The Gloves Are Off

Last week’s bipartisan budget deal was more than a ceasefire in the fiscal war between Republicans and Democrats. It also led to the first shot being fired in the long-awaited, long-postponed civil war within the Republican Party.

Emboldened by recent Tea Party defeats in special elections held in Alabama and Louisiana, and by polling data showing that the October shutdown of the federal government was deeply unpopular with voters, House Speaker John Boehner used the budget agreement as a pretext to come out swinging against the Tea Party wing of his party.

According to sources who spoke to The New York Times and other media outlets, in a meeting of House Republicans held on Dec. 11 Boehner castigated advocacy groups like Heritage Action for America and the Senate Conservatives Fund: “They are not fighting for conservative principles. They are not fighting for conservative policy. They are fighting to expand their lists, raise more money and grow their organizations.” These accusations in private were followed by Boehner’s public denunciation of the same groups for opposing the deal worked out between House Budget Committee chairman Paul Ryan and his Democrat counterpart in the Senate, Patty Murray of Washington. “I just think they’ve lost all credibility,” he said of the groups at a press briefing on Dec. 12. Implicitly of course Boehner was also criticizing the Tea Party supporters in his own caucus, as well as Ted Cruz and Co. over in the Senate. The smell of blood is in the air; the establishment’s fight to take back the GOP has begun in earnest.

At the same time the Speaker was attacking the far right, the executive director of the House Republican Study Committee, Paul Teller, was fired for leaking the content of private conversations to conservatives opposed to the party establishment. The dismissal amounts to a first step to wrest control of the Republican agenda from those sympathetic to the Tea Party and place it firmly in establishment hands.

So far the Tea Party and affiliated groups have responded with rhetoric only. It is difficult to see what they can actually do to hurt the establishment without damaging their own cause. They remain a minority — albeit an important one — within a minority, and as such can only go so far without committing political seppuku. It may very well be, however, that they will prefer to die “honorably” rather than compromise with the establishment. True believers rarely yield.
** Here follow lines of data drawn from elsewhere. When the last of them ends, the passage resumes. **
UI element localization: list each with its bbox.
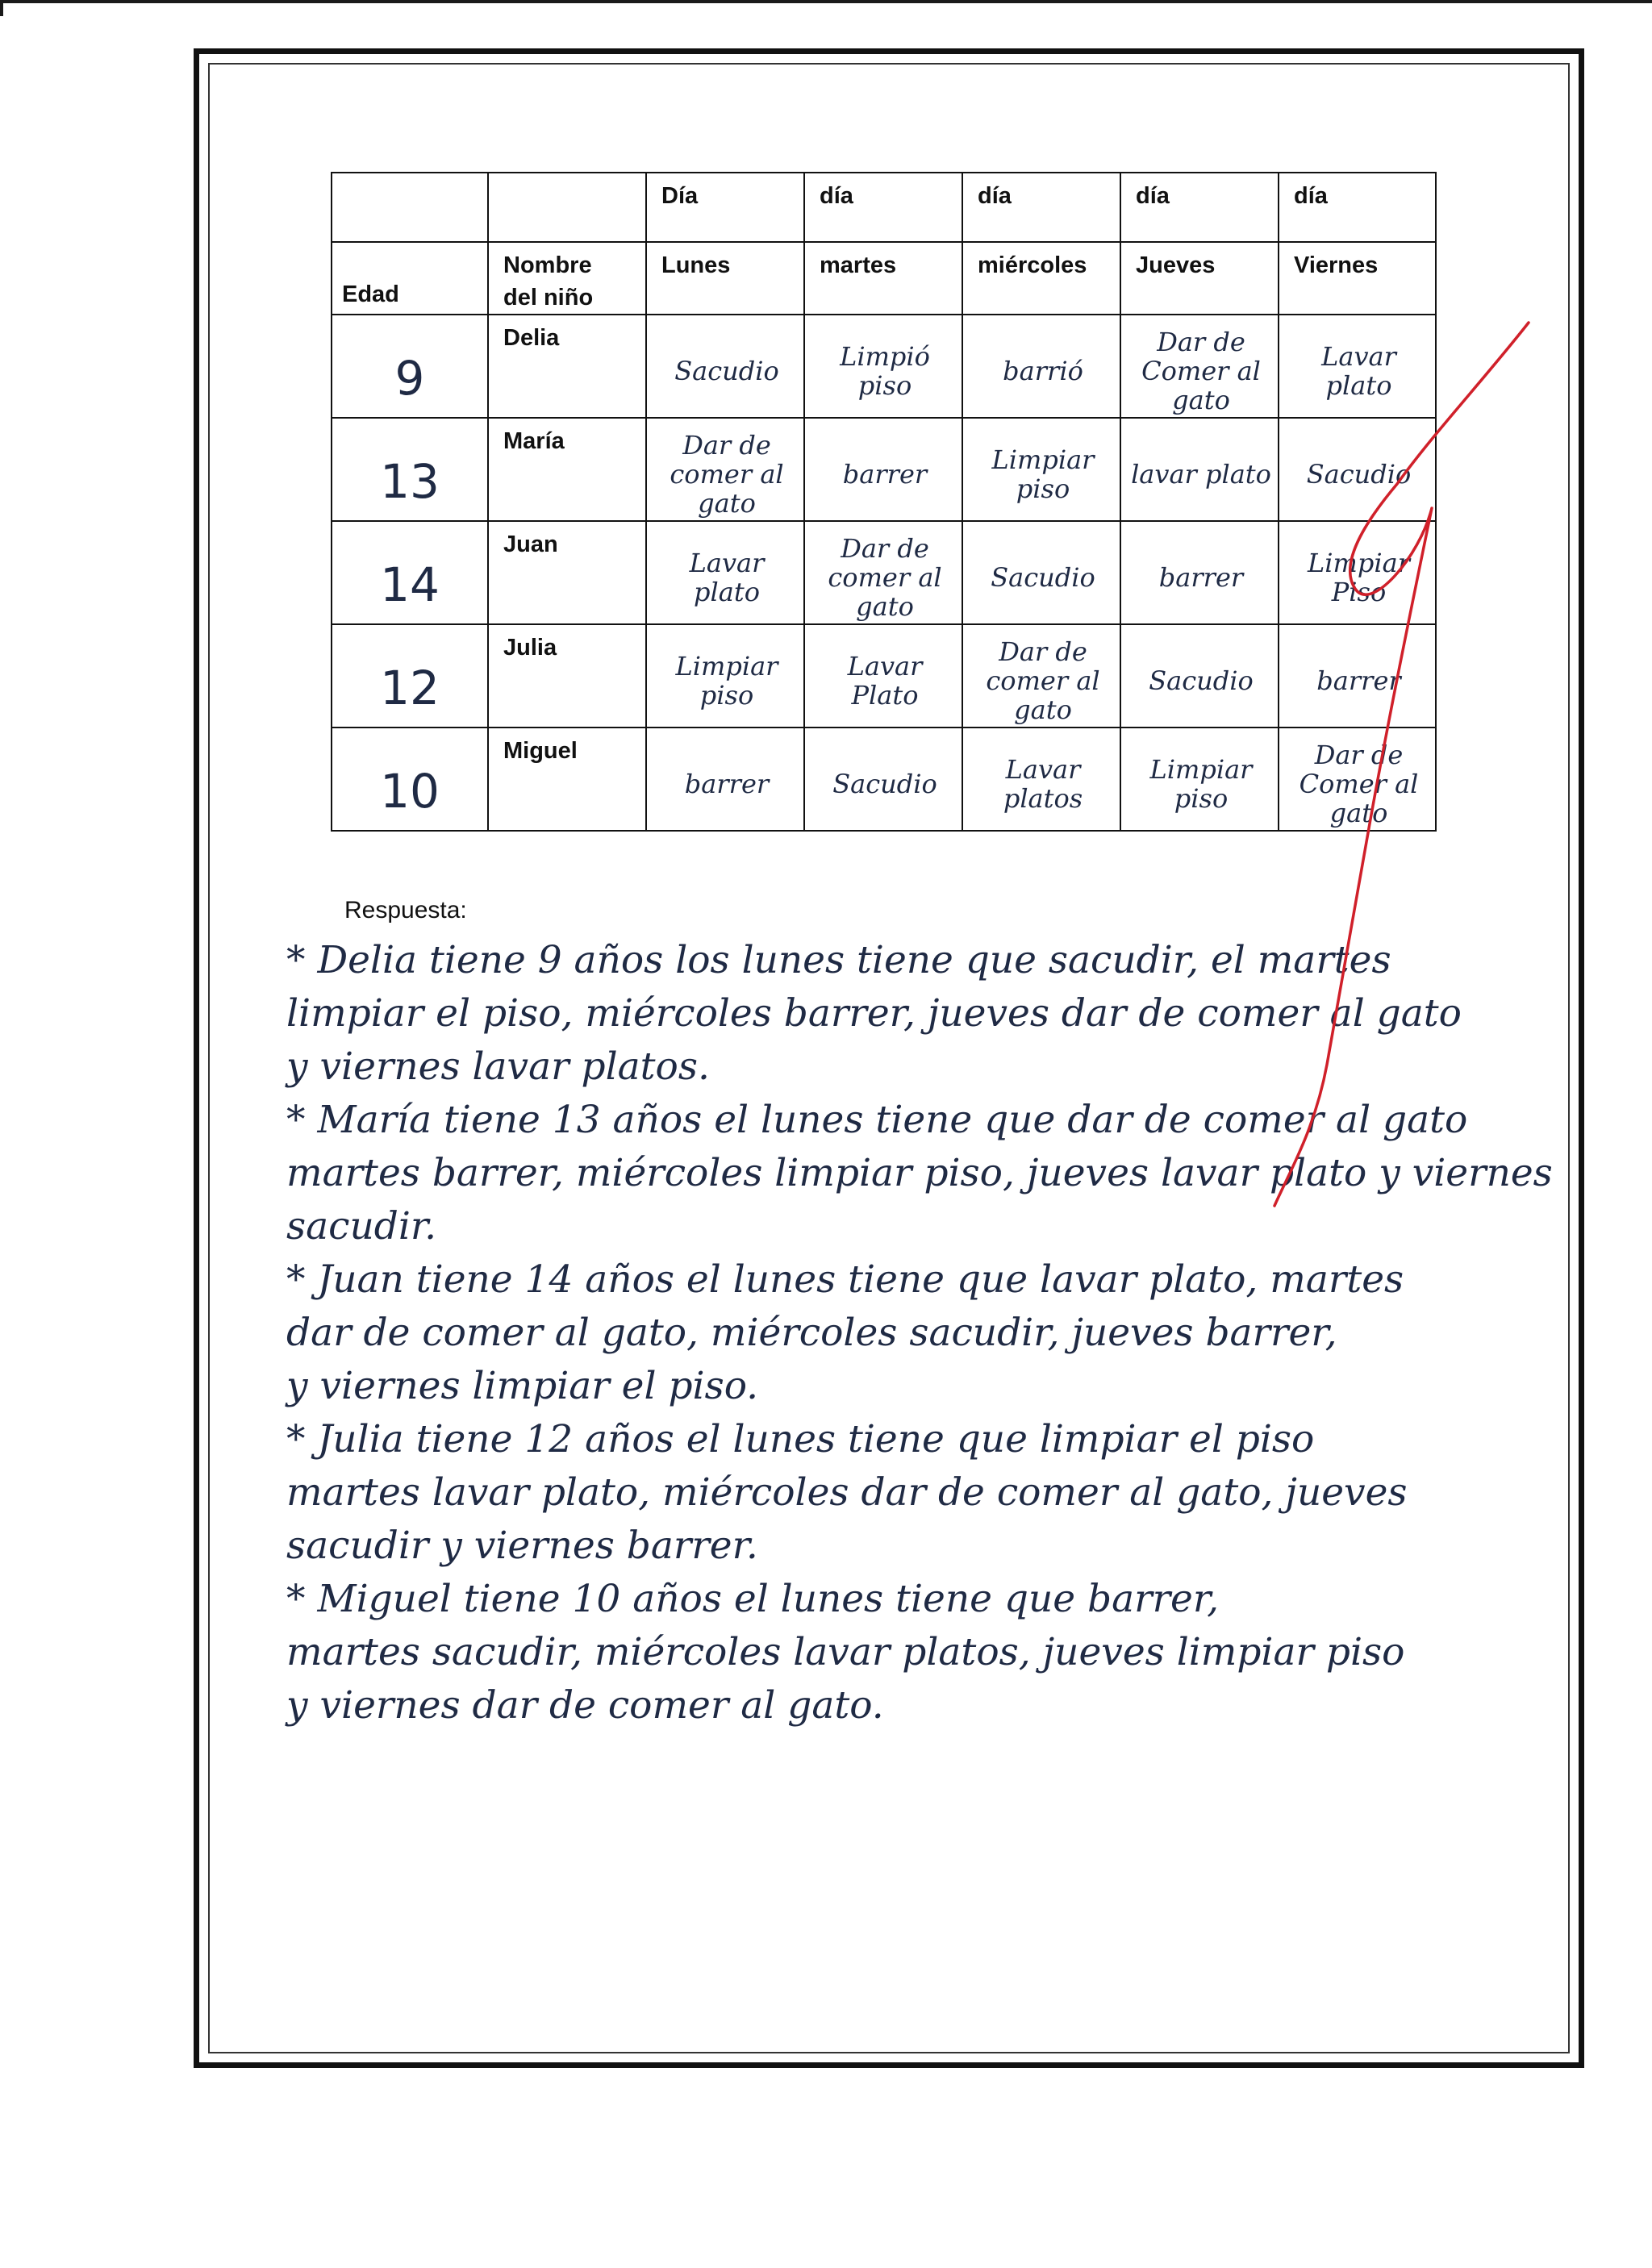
header-cell [1279,173,1436,242]
chore-cell: Sacudio [804,728,962,831]
chore-cell: Lavar plato [1279,315,1436,418]
header-cell-nombre: Nombre del niño [488,242,646,315]
age-value: 10 [380,764,440,819]
table-row [332,521,1436,624]
chore-cell: lavar plato [1120,418,1279,521]
chore-cell: barrer [1279,624,1436,728]
chore-cell: Dar de comer al gato [646,418,804,521]
chore-cell: Lavar plato [646,521,804,624]
child-name: Delia [503,325,560,351]
answer-line: martes sacudir, miércoles lavar platos, jueves limpiar piso [286,1630,1405,1674]
table-row [332,315,1436,418]
chore-cell: barrió [962,315,1120,418]
chore-cell: Dar de comer al gato [804,521,962,624]
answer-line: martes lavar plato, miércoles dar de comer al gato, jueves [286,1470,1408,1515]
chore-cell: Lavar platos [962,728,1120,831]
child-name: María [503,428,565,454]
age-value: 9 [394,351,425,406]
age-cell [332,728,488,831]
age-cell [332,521,488,624]
table-row [332,728,1436,831]
answer-line: * Juan tiene 14 años el lunes tiene que lavar plato, martes [286,1257,1404,1302]
answer-line: * Miguel tiene 10 años el lunes tiene que barrer, [286,1577,1220,1621]
answer-line: * María tiene 13 años el lunes tiene que dar de comer al gato [286,1098,1468,1142]
header-cell-viernes: Viernes [1279,242,1436,315]
header-cell [332,173,488,242]
table-header-row-2 [332,242,1436,315]
chore-cell: barrer [804,418,962,521]
chore-cell: Limpiar piso [962,418,1120,521]
age-cell [332,315,488,418]
chore-cell: Sacudio [962,521,1120,624]
child-name: Juan [503,532,558,557]
header-cell-miercoles: miércoles [962,242,1120,315]
chore-cell: Sacudio [1279,418,1436,521]
table-row [332,624,1436,728]
answer-line: martes barrer, miércoles limpiar piso, jueves lavar plato y viernes [286,1151,1553,1195]
age-value: 14 [380,557,440,612]
chore-cell: Limpiar piso [646,624,804,728]
header-day-label: día [1136,183,1170,209]
table-header-row-1 [332,173,1436,242]
header-day-label: día [978,183,1012,209]
header-day-label: día [820,183,853,209]
header-cell-lunes: Lunes [646,242,804,315]
header-cell-jueves: Jueves [1120,242,1279,315]
scan-edge-top [0,0,1652,3]
header-day-label: Día [661,183,699,209]
chore-cell: Limpió piso [804,315,962,418]
age-value: 12 [380,661,440,715]
header-day-label: día [1294,183,1328,209]
answer-line: y viernes dar de comer al gato. [286,1683,884,1728]
table-row [332,418,1436,521]
answer-line: limpiar el piso, miércoles barrer, jueves dar de comer al gato [286,991,1462,1036]
name-cell [488,418,646,521]
name-cell [488,521,646,624]
answer-line: dar de comer al gato, miércoles sacudir, jueves barrer, [286,1311,1337,1355]
response-label: Respuesta: [344,897,467,923]
answer-line: y viernes lavar platos. [286,1044,710,1089]
scan-edge-left [0,0,3,16]
chore-cell: Dar de comer al gato [962,624,1120,728]
age-cell [332,418,488,521]
name-cell [488,315,646,418]
chore-cell: Limpiar Piso [1279,521,1436,624]
header-cell [646,173,804,242]
chore-cell: Limpiar piso [1120,728,1279,831]
chore-cell: Dar de Comer al gato [1279,728,1436,831]
answer-line: * Delia tiene 9 años los lunes tiene que sacudir, el martes [286,938,1391,982]
answer-line: sacudir y viernes barrer. [286,1524,758,1568]
header-cell [488,173,646,242]
chore-cell: barrer [646,728,804,831]
answer-line: sacudir. [286,1204,437,1249]
chore-cell: Sacudio [1120,624,1279,728]
chore-cell: Lavar Plato [804,624,962,728]
chore-cell: Dar de Comer al gato [1120,315,1279,418]
answer-line: y viernes limpiar el piso. [286,1364,759,1408]
header-cell-edad: Edad [332,242,488,315]
header-cell [1120,173,1279,242]
header-cell [804,173,962,242]
age-cell [332,624,488,728]
name-cell [488,624,646,728]
child-name: Miguel [503,738,578,764]
handwritten-answer [286,934,1577,1732]
child-name: Julia [503,635,557,661]
header-cell [962,173,1120,242]
name-cell [488,728,646,831]
chore-cell: barrer [1120,521,1279,624]
answer-line: * Julia tiene 12 años el lunes tiene que limpiar el piso [286,1417,1315,1461]
chore-cell: Sacudio [646,315,804,418]
chores-table [331,172,1437,832]
header-cell-martes: martes [804,242,962,315]
age-value: 13 [380,454,440,509]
How fanatical the Tea Partiers truly are will become clear over the next year or two.

The establishment is seeking to control the agenda and put forward candidates who will enable the Republicans to hold the House and win the Senate in 2014. It also wants to smooth the path for an establishment candidate (Scott Walker, or Jeb Bush, or perhaps Paul Ryan, who declared himself for the establishment when he put his name on last week’s budget deal) to gain their party’s nomination for president in 2016.

At the moment the tide is running with Boehner and the establishment. But the establishment’s ability to impose its vision upon the GOP is yet to be demonstrated. November’s special election in Louisiana, for example, was by no means a clear-cut establishment victory. And it is far from certain that the establishment, even if it triumphs in the intramural battle with the Tea Party, can win a majority of the electorate for its agenda. Demographic trends will continue to shrink the Republican vote, despite efforts by Republican-controlled state legislatures to suppress Democrat turnout. The recent decline in the Democratic brand has been caused by the disastrous rollout of Obamacare; there is no indication that it represents a secular trend.

In any case, the battle between Republicans has been truly joined, and it should be fun to watch. Pass the popcorn, please.